ON THE NANOGEOCHEMISTRY AND SIZE FRACTIONATION OF IRON AND COUPLED TRACE ELEMENTS IN THE LAND-OCEAN INTERACTION ZONE

Iron is one of the most abundant elements in the earth crust and large fluvial fluxes of iron reach the worlds river estuaries as both dissolved, colloidal and particulate fractions. Dissolved inorganic iron (III) has a very low solubility in both freshwater but especially in seawater with its higher pH. River waters with high concentrations of natural organic matter can sustain substantial levels of colloidal iron, both as stabilized iron oxide colloids and also as iron complexed to colloidal organic matter. It is also known that colloidal iron is largely transferred to settling particles in esuarine mixing and that concenquently the iron level is as low as sub nanomolar levels in the open ocean waters.

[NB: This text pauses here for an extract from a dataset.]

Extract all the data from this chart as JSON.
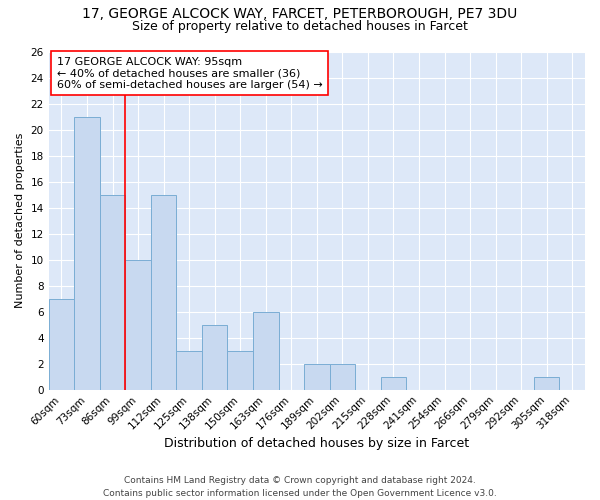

It has been shown that iron is actually the limiting micronutrient for primary production in large parts of the global ocean. The speciation and size fractionation of iron in these waters and possible feedbacks from biology is not yet understood, and further studies are hampered by the picomolar low concentrations of species and fractions and logistical problems of sampling and analysis.

Therefore we have carried out seasonal studies with high temporal and depth resolution in a coastal fjord with slightly higher iron concentrations and easy logistical access. The methods used were metal analysis of unfiltered and filtered fractions as well as size fractionated analysis by field flow fractionation coupled to ICP-MS. The physicochemical characterization of the nanomaterials were complemented by atomic force microscopy determine sizes and shapes of the nanomaterials.

The colloidal size spectra of the elements, and the atomic force microscopy images, revealed that three to four classes of colloids were present in the samples, differing in size, shape, and element-binding properties. Small (0.5–3 nm) spherical macromolecules of chromophoric dissolved organic matter, binding most elements, occurred at all depths and on all sampling occasions. Populations of 3–7-nm globular or slightly elongated colloids, binding Cu, Ag, and Pb, and 7–40-nm fibrillar colloids, binding Fe and Pb, appeared in the upper mixed-water layer during late spring and summer, thereby changing the colloidal size spectra of associated elements.